Payroll goes Beyond Bookkeeping

Payroll, one of the biggest expenses for restaurants, is an important part of business accounting. The task of recording all the payroll expenses falls under the area of bookkeeping, but the overall payroll process goes far beyond simple bookkeeping.

Adding hours, allocating paid time off, calculating taxes, and applying insurance, garnishment, or other deductions requires management level decisions. Processing payments may require an even higher level authorization.

Once those numbers are calculated, they all need to be recorded in the company books. That is the task of bookkeeping, and can be done at the same level as recording sales and other expenses.

The first issue in recording payroll transactions is that the salary amount is never the same as the payment to the employee, due to the deductions. In a restaurant, there might also be tip amounts that have been received by the company, and added to the employee salary.

To account for $1000 due to an employee, there might be a payment of $825 to the employee, with the remaining $175 split between the accounts used for the deductions. For example, it might break down with tax and insurance deductions as follows:

Salary 1000
Tax Liability account -150
Insurance account -25
Bank Account -825

This would increase your salary expenses by $1000, and decrease your bank account by $825. The difference is recorded in other liability or expense accounts.

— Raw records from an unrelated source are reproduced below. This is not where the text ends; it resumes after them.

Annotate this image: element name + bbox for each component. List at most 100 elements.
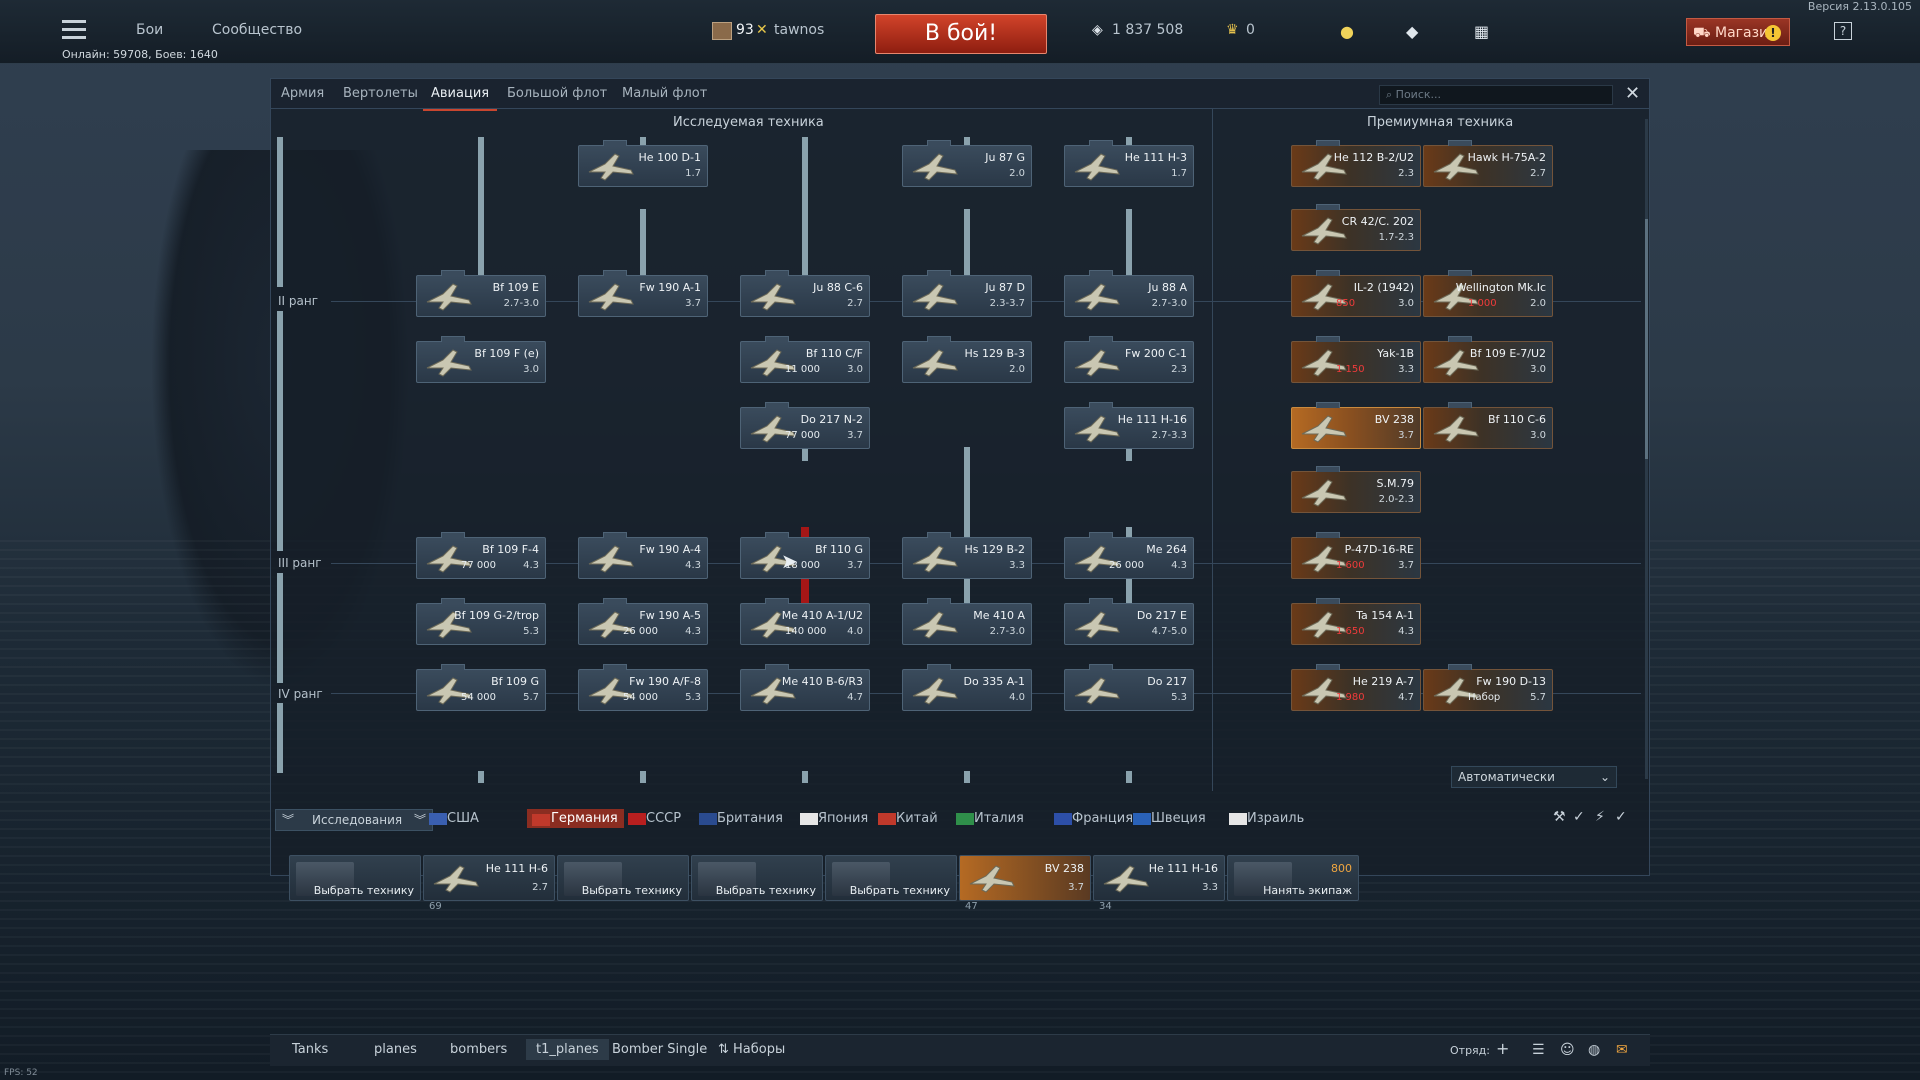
- nav-battles[interactable]: Бои: [136, 22, 164, 38]
- vehicle-card[interactable]: Bf 109 F (e)3.0: [416, 336, 546, 383]
- crew-slot[interactable]: Выбрать технику: [289, 855, 421, 901]
- nation-tab[interactable]: Япония: [798, 811, 868, 826]
- scrollbar-thumb[interactable]: [1645, 219, 1648, 459]
- nation-tab[interactable]: Китай: [876, 811, 938, 826]
- nation-tab[interactable]: США: [427, 811, 479, 826]
- check-icon[interactable]: ✓: [1615, 809, 1627, 825]
- tab-army[interactable]: Армия: [281, 86, 325, 101]
- tickets-icon[interactable]: ▦: [1474, 22, 1490, 41]
- squad-label: Отряд:: [1450, 1044, 1490, 1057]
- preset-bundles[interactable]: ⇅ Наборы: [718, 1042, 785, 1057]
- preset-tanks[interactable]: Tanks: [292, 1042, 329, 1057]
- nation-tab[interactable]: Германия: [527, 809, 624, 828]
- tab-helicopters[interactable]: Вертолеты: [343, 86, 418, 101]
- bottom-bar: Tanks planes bombers t1_planes Bomber Si…: [270, 1034, 1650, 1066]
- lightbulb-icon[interactable]: ●: [1340, 22, 1354, 41]
- nation-tab[interactable]: Британия: [697, 811, 783, 826]
- preset-bombers[interactable]: bombers: [450, 1042, 508, 1057]
- friends-icon[interactable]: ☺: [1560, 1042, 1575, 1058]
- diamond-icon[interactable]: ◆: [1406, 22, 1419, 41]
- crew-slot[interactable]: Выбрать технику: [691, 855, 823, 901]
- preset-planes[interactable]: planes: [374, 1042, 417, 1057]
- nav-community[interactable]: Сообщество: [212, 22, 303, 38]
- tab-bluewater-fleet[interactable]: Большой флот: [507, 86, 608, 101]
- preset-bomber-single[interactable]: Bomber Single: [612, 1042, 708, 1057]
- crew-slot[interactable]: Выбрать технику: [825, 855, 957, 901]
- help-icon[interactable]: ?: [1834, 22, 1852, 40]
- chat-icon[interactable]: ◍: [1588, 1042, 1601, 1058]
- add-squad-icon[interactable]: +: [1496, 1039, 1510, 1058]
- menu-icon[interactable]: [62, 20, 86, 40]
- nation-tab[interactable]: Израиль: [1227, 811, 1304, 826]
- wrench-icon[interactable]: ⚒: [1553, 809, 1566, 825]
- player-name[interactable]: tawnos: [774, 22, 825, 38]
- player-avatar[interactable]: [712, 22, 732, 40]
- check-icon[interactable]: ✓: [1573, 809, 1585, 825]
- repair-all-icon[interactable]: ⚡: [1595, 809, 1605, 825]
- tab-coastal-fleet[interactable]: Малый флот: [622, 86, 708, 101]
- crew-slot[interactable]: Выбрать технику: [557, 855, 689, 901]
- aircraft-icon: [1298, 476, 1350, 510]
- auto-select-dropdown[interactable]: Автоматически⌄: [1451, 766, 1617, 788]
- nation-tab[interactable]: СССР: [626, 811, 681, 826]
- close-icon[interactable]: ✕: [1625, 83, 1641, 104]
- tab-aviation[interactable]: Авиация: [422, 86, 498, 111]
- nation-tab[interactable]: Франция: [1052, 811, 1133, 826]
- nation-tab[interactable]: Швеция: [1131, 811, 1206, 826]
- preset-t1-planes[interactable]: t1_planes: [526, 1039, 609, 1060]
- nation-tab[interactable]: Италия: [954, 811, 1024, 826]
- list-icon[interactable]: ☰: [1532, 1042, 1545, 1058]
- battle-button[interactable]: В бой!: [875, 14, 1047, 54]
- research-tab-button[interactable]: ︾Исследования︾: [275, 809, 433, 831]
- mail-icon[interactable]: ✉: [1616, 1042, 1628, 1058]
- store-button[interactable]: ⛟ Магазин !: [1686, 18, 1790, 46]
- search-input[interactable]: ⌕ Поиск...: [1379, 85, 1613, 105]
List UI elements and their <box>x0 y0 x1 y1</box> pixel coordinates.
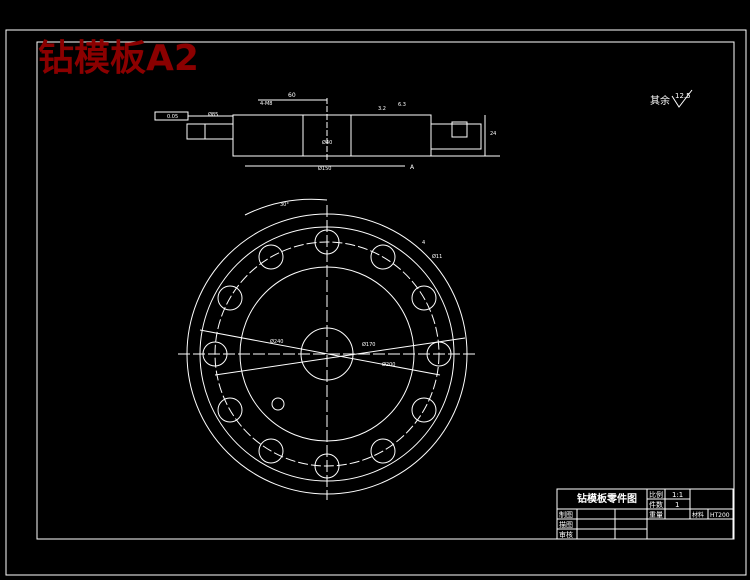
section-view: 60 4-M8 Ø85 Ø40 Ø150 3.2 6.3 A 0.05 24 <box>154 92 500 172</box>
scale-value: 1:1 <box>672 491 683 499</box>
bolt-hole <box>258 244 284 270</box>
bolt-hole <box>217 397 243 423</box>
datum-a: A <box>410 164 415 171</box>
weight-label: 重量 <box>649 511 663 519</box>
bolt-hole <box>411 397 437 423</box>
roughness-note-label: 其余 <box>650 94 670 107</box>
dim-4-m8: 4-M8 <box>260 101 272 107</box>
dim-24: 24 <box>490 131 496 137</box>
material-label: 材料 <box>692 511 704 519</box>
bolt-hole <box>411 285 437 311</box>
dim-4: 4 <box>422 240 425 246</box>
dim-150: Ø150 <box>318 165 331 172</box>
bolt-hole <box>314 453 340 479</box>
bolt-hole <box>258 438 284 464</box>
traced-label: 描图 <box>559 520 573 529</box>
roughness-3-2: 3.2 <box>378 106 386 112</box>
dim-30deg: 30° <box>280 202 289 208</box>
qty-label: 件数 <box>649 500 663 509</box>
roughness-6-3: 6.3 <box>398 102 406 108</box>
checked-label: 审核 <box>559 530 573 539</box>
bolt-hole <box>370 244 396 270</box>
bolt-hole <box>314 229 340 255</box>
dim-85: Ø85 <box>208 111 218 118</box>
watermark-title: 钻模板A2 <box>38 38 199 79</box>
roughness-note-value: 12.5 <box>675 92 691 100</box>
dim-40: Ø40 <box>322 139 332 146</box>
plan-view: 30° Ø240 Ø170 Ø200 4 Ø11 <box>178 198 478 500</box>
bolt-hole <box>217 285 243 311</box>
drawn-label: 制图 <box>559 510 573 519</box>
title-block: 钻模板零件图 比例 1:1 件数 1 重量 材料 HT200 制图 描图 审核 <box>556 488 734 540</box>
dim-240: Ø240 <box>270 338 283 345</box>
outer-frame <box>5 29 747 576</box>
dim-200: Ø200 <box>382 361 395 368</box>
material-value: HT200 <box>710 512 730 519</box>
qty-value: 1 <box>675 501 679 509</box>
tolerance-value: 0.05 <box>167 114 178 120</box>
dim-60: 60 <box>288 92 296 99</box>
bolt-hole <box>370 438 396 464</box>
scale-label: 比例 <box>649 490 663 499</box>
bolt-hole <box>202 341 228 367</box>
dim-11: Ø11 <box>432 253 442 260</box>
dim-170: Ø170 <box>362 341 375 348</box>
drawing-name: 钻模板零件图 <box>577 492 637 505</box>
inner-frame <box>36 41 735 540</box>
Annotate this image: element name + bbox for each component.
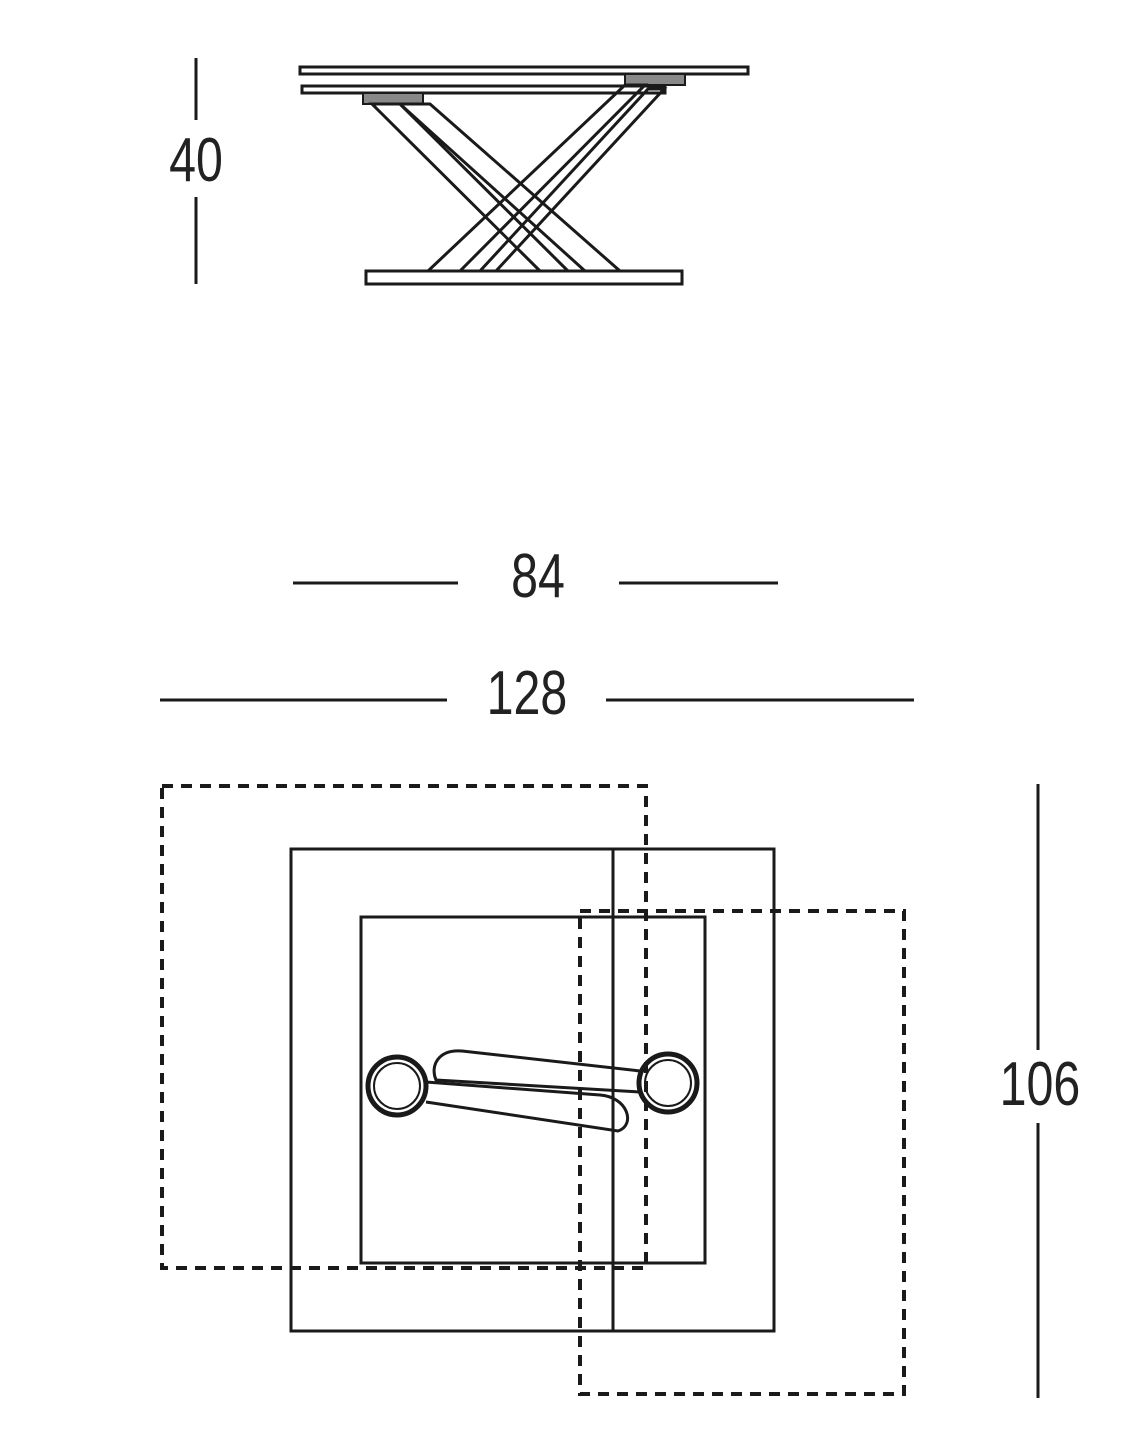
rear-diagonal-leg bbox=[476, 87, 668, 273]
closed-width-label: 84 bbox=[511, 541, 565, 610]
lower-tabletop bbox=[300, 84, 667, 95]
left-connector-plate bbox=[362, 92, 424, 105]
right-base-foot bbox=[636, 1051, 700, 1115]
back-diagonal-leg-2 bbox=[396, 102, 624, 273]
right-base-foot-inner bbox=[644, 1059, 692, 1107]
front-diagonal-leg bbox=[368, 102, 572, 273]
extended-width-label: 128 bbox=[487, 658, 568, 727]
depth-dimension-label: 106 bbox=[1000, 1049, 1081, 1118]
height-dimension-label: 40 bbox=[169, 125, 223, 194]
extended-top-right-dashed bbox=[578, 909, 906, 1396]
side-elevation-view: 40 bbox=[169, 58, 750, 286]
back-diagonal-leg bbox=[424, 83, 649, 273]
inner-top bbox=[359, 915, 707, 1265]
top-plan-view: 84 128 106 bbox=[160, 541, 1080, 1398]
upper-leg-arm bbox=[432, 1049, 641, 1094]
lower-leg-arm bbox=[425, 1080, 630, 1133]
right-connector-plate bbox=[624, 73, 686, 86]
extended-top-left-dashed bbox=[160, 784, 648, 1270]
closed-outer-top bbox=[289, 847, 776, 1333]
left-base-foot-inner bbox=[373, 1062, 421, 1110]
left-base-foot bbox=[365, 1054, 429, 1118]
upper-tabletop bbox=[298, 65, 750, 76]
base-plate bbox=[364, 269, 684, 286]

The tax liability account normally starts at zero, and goes negative as you accumulate liability. By putting a negative value in that account, it represents what you owe to the tax authorities. You will “fill it back up” to zero by paying the taxes at a later date, when you will subtract more money from your bank account, and add it to the tax liability balance.

The insurance can also go into a liability account, but you could also record it directly into your expense account for employee insurance. For example, depending on the timing of your insurance payments and payroll periods, you may be paying the insurance before some of the deductions are made. Rather than holding the money for later payment, it is actually paying you back for the insurance you already paid.

Recording a negative number directly into an insurance expense account will adjust your total expenses to properly reflect the portion paid by the company. If the company paid the insurance bill and recorded $100 in expense, then records a negative $25 in the same insurance expense account, the company’s net expense is $75.

In fact, if you use an online payroll service to do your tax calculations–and you probably should, since it is the most efficient solution for most small businesses–the payroll service might pull your tax payments and submit them at the very same time that the employee direct deposits go out. In that case, you never actually “hold” that tax money. Rather than recording the negative tax amount into a liability account, you could record it directly into the tax paid expense account. The negative amount would adjust the total expense in the same way as the health insurance example above.

In either case, you would record a single payment from your bank account to the tax authority that would include both employer and employee portions of the tax. In this example, that amount might be $300. Then the negative tax line from the employee paycheck transaction, recorded directly into the expense account, would bring your net tax expense down to $150.

Any other payments made to the employee, such as tips, simply increase the amount to be accounted for with the bank, liability, and expense accounts. It does, however, require that your bookkeeping software allow you to enter multiple lines on both halves of the transaction–multiple items to be paid, and multiple means of payment.

If your employees report their cash tips, the employer is expected to calculate taxes on those tips. While that requires additional steps within the payroll process to add in those amounts, then subtract them back out after tax calculations, those numbers do not necessarily need to be shown in the books. The taxes will be need to be recorded correctly, but if the cash tip amounts used for calculating are saved within the payroll process, they can be stripped from both sides of the equation before entering in to the books.